Deletion: Removing instances (rows) with missing values can be useful when the amount of missing data is small and missing values are missing at random.
Interpolation: Estimating missing values based on the values of neighbouring instances, such as linear interpolation or spline interpolation. This can be particularly useful for time series data.

Handling categorical variables:¶

Converting categorical variables into numerical values using one-hot, label, or target encoding techniques.

One-hot encoding: Creating binary features for each category of a categorical variable can be useful for linear models or when the number of categories is small.
Label encoding: Assigning an integer to each category of a categorical variable can be useful for tree-based models but may introduce an arbitrary ordering.
Target encoding: Replacing the categorical variable with the mean of the target variable for each category can be useful when the number of categories is large but may introduce leakage if not done carefully.

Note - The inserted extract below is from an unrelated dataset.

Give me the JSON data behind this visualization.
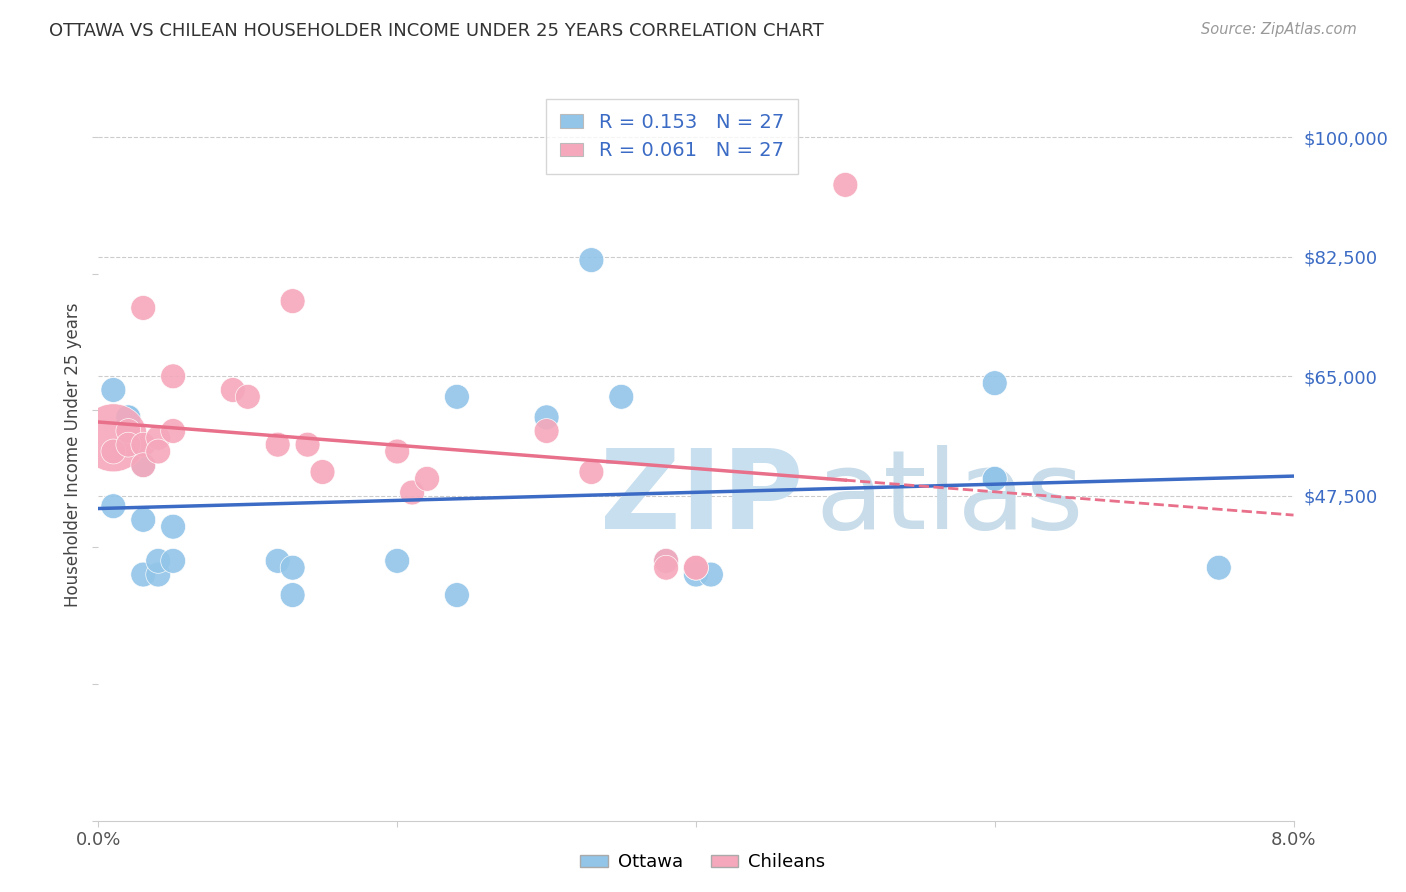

Feature engineering for specific algorithms:¶

Adapting features to the requirements of specific machine learning algorithms, such as creating polynomial features for linear regression or distance-based features for clustering algorithms.

Linear regression: Creating polynomial features or interaction terms can help capture non-linear relationships in the data.
Clustering algorithms: Creating distance-based features, such as Euclidean distance or cosine similarity between instances, can improve the performance of clustering algorithms like K-means or hierarchical clustering.

Domain-specific feature engineering:¶

In some cases, domain knowledge can be used to create more relevant features that better capture the underlying patterns in the data. For example:

Text data: Techniques like text tokenisation, stopword removal, stemming, lemmatisation, n-grams, term frequency-inverse document frequency (TF-IDF), or word embeddings (e.g., Word2Vec, GloVe, or BERT) can be used to transform text data into a structured format.
Image data: Image processing techniques like resizing, cropping, histogram equalisation, or feature extraction using convolutional neural networks (CNNs) can be employed to extract useful information from images.
Time series data: Time-based features like lagged variables, rolling windows, or Fourier transformations can help reveal patterns, trends, or seasonality in time series data.

By carefully engineering features, data scientists can improve the performance and interpretability of machine learning models and ultimately derive more value from the data.